The Chablé Mar de Cortés Hotel occupies a site with sweeping views over the Gulf of California in Baja California Sur, a Mexican state at the end of the 1,200 kilometre long Californian peninsula. The development is set amongst cacti and waving sand dunes just above the gentle, soft blue waters of the Sea of Cortez. It’s near the state capital La Paz (‘The Peace’) and is part of the state’s effort to attract more exclusive tourist segments to one of Mexico’s most peaceful and prosperous regions.
The Sea of Cortez boasts a rich and diverse marine life, with 900 fish species, and its sheltered, narrow outline between the peninsula and the Mexican mainland has produced calm waters that are great for diving. White sand beaches, the turquoise sea and world-class sport fishing make it a magnet for families and adventure lovers.
The starting point for designers Sordo Madaleno Arquitectos was their intention to be as respectful as possible of the gently undulating desert location. The resulting structure functions like a shelter, patterned with concentric ridges, and echoing the topography of the waves of the sea, the gently sloping desert and the local flora and fauna.

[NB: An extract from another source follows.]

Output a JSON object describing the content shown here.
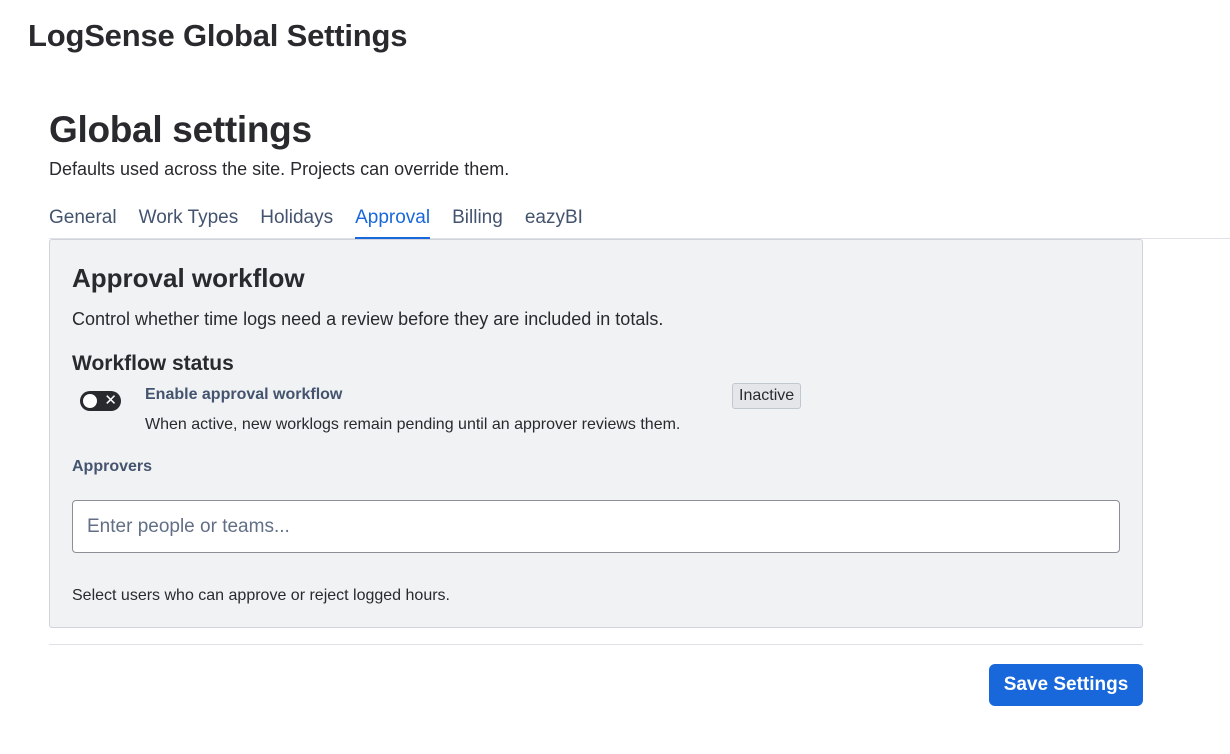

Each element making up the complex emerges from and adapts to the terrain, as if the architecture had been dug out of the site. If you think of the sinuous grace of a stingray as it swoops over ocean sand you’ll have a fair idea of the languid profile SMA’s team has created.
SMA made a series of layout studies and decided that the development should feature a system of branches splaying out from the centre, to better connect with the Sea of Cortez lapping just below. The branch structure also helps to achieve more space between the hotel rooms, supporting the privacy of guests.

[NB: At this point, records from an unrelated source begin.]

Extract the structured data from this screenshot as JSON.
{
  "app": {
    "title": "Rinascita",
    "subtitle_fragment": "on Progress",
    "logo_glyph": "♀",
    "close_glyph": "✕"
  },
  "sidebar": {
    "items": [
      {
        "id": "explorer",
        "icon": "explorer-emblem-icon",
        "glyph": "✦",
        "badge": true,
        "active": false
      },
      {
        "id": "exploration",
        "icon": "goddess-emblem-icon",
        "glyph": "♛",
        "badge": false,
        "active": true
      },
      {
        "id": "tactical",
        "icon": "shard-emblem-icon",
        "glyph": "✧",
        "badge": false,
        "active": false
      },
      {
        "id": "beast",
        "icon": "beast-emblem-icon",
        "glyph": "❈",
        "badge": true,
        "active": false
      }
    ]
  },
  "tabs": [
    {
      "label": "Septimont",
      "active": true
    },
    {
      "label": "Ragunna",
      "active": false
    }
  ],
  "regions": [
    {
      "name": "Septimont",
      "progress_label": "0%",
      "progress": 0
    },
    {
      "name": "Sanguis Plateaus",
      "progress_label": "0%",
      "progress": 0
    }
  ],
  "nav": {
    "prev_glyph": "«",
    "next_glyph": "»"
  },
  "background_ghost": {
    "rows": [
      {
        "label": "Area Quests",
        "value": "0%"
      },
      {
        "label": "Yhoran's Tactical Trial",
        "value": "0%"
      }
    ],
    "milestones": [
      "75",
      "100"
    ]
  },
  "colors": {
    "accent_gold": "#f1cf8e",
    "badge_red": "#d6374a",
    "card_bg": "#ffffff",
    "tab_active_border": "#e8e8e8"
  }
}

These branches separate the rooms from the rest of the development, with the lobby entrance on the east side and the room modules and amenities closer to the sea on the west. A spa and gymnasium are located on the south side and a fine dining restaurant crowns the north side of the complex.

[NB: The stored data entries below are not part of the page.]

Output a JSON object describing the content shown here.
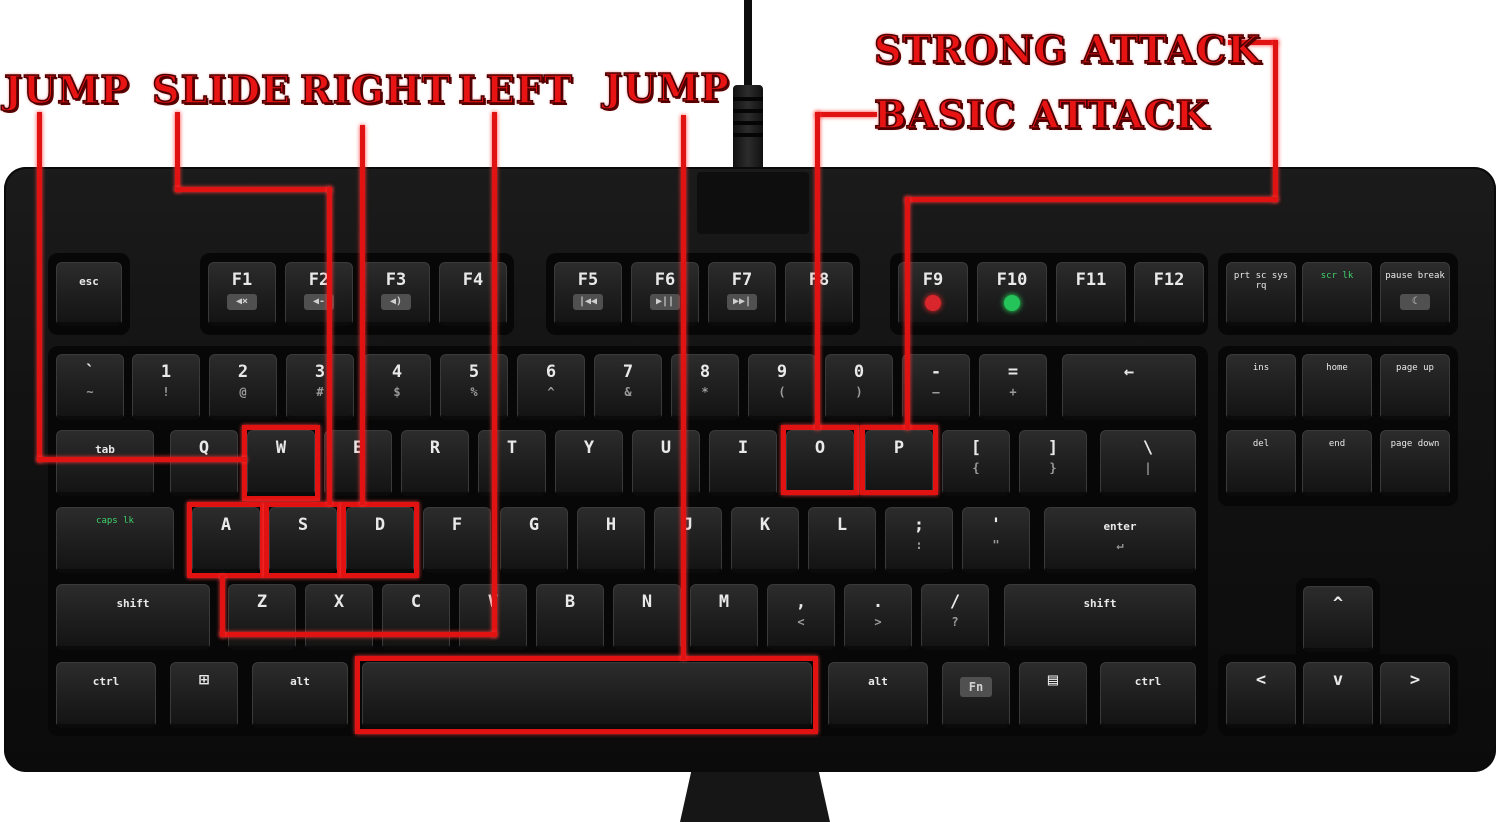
{
  "labels": {
    "jump_left": "JUMP",
    "slide": "SLIDE",
    "right": "RIGHT",
    "left": "LEFT",
    "jump_right": "JUMP",
    "strong_attack": "STRONG ATTACK",
    "basic_attack": "BASIC ATTACK"
  },
  "keys": {
    "esc": "esc",
    "f1": "F1",
    "f2": "F2",
    "f3": "F3",
    "f4": "F4",
    "f5": "F5",
    "f6": "F6",
    "f7": "F7",
    "f8": "F8",
    "f9": "F9",
    "f10": "F10",
    "f11": "F11",
    "f12": "F12",
    "prtsc": "prt sc sys rq",
    "scrlk": "scr lk",
    "pause": "pause break",
    "grave": "`",
    "grave_sec": "~",
    "n1": "1",
    "n1s": "!",
    "n2": "2",
    "n2s": "@",
    "n3": "3",
    "n3s": "#",
    "n4": "4",
    "n4s": "$",
    "n5": "5",
    "n5s": "%",
    "n6": "6",
    "n6s": "^",
    "n7": "7",
    "n7s": "&",
    "n8": "8",
    "n8s": "*",
    "n9": "9",
    "n9s": "(",
    "n0": "0",
    "n0s": ")",
    "minus": "-",
    "minus_s": "—",
    "equal": "=",
    "equal_s": "+",
    "backspace": "←",
    "ins": "ins",
    "home": "home",
    "pgup": "page up",
    "tab": "tab",
    "q": "Q",
    "w": "W",
    "e": "E",
    "r": "R",
    "t": "T",
    "y": "Y",
    "u": "U",
    "i": "I",
    "o": "O",
    "p": "P",
    "lbr": "[",
    "lbr_s": "{",
    "rbr": "]",
    "rbr_s": "}",
    "bslash": "\\",
    "bslash_s": "|",
    "del": "del",
    "end": "end",
    "pgdn": "page down",
    "caps": "caps lk",
    "a": "A",
    "s": "S",
    "d": "D",
    "f": "F",
    "g": "G",
    "h": "H",
    "j": "J",
    "k": "K",
    "l": "L",
    "semi": ";",
    "semi_s": ":",
    "quote": "'",
    "quote_s": "\"",
    "enter": "enter",
    "lshift": "shift",
    "z": "Z",
    "x": "X",
    "c": "C",
    "v": "V",
    "b": "B",
    "n": "N",
    "m": "M",
    "comma": ",",
    "comma_s": "<",
    "period": ".",
    "period_s": ">",
    "slash": "/",
    "slash_s": "?",
    "rshift": "shift",
    "lctrl": "ctrl",
    "lalt": "alt",
    "space": "",
    "ralt": "alt",
    "fn": "Fn",
    "rctrl": "ctrl",
    "up": "^",
    "left": "<",
    "down": "v",
    "right": ">"
  },
  "media_glyphs": {
    "f1": "◀×",
    "f2": "◀-",
    "f3": "◀)",
    "f5": "|◀◀",
    "f6": "▶||",
    "f7": "▶▶|"
  },
  "colors": {
    "highlight": "#e11212",
    "keyboard": "#121212",
    "led_red": "#d8262c",
    "led_green": "#25c45a"
  }
}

The system of 46 independent rooms is cohesive but not too dense. Each branch is covered by a continuous, lightweight roof that undulates to create a sense of openness. The continuity of the roof line helps integrate the development’s scattered form as it works across the terrain.
The standard rooms appear in the “stalk” of each branch while the presidential suites are at the apex, overlooking the sea. The interior design adopted for the units responds to the need for a sense of privacy and intimacy, so that each has its own pool and interior garden. Baha California’s desert environment delivers an average mean annual temperature of 24 degrees Celsius and with 3200 sunshine hours and neglible rain, pools and gardens are essentials rather than luxuries.
The structures of laminated wood and concrete can quickly be replicated if required. Exposed, organic materials have been chosen, meaning the architecture has both an aesthetic and a structural function. The stark desert landscape has helped shape the project, which has responded by molding into its surroundings.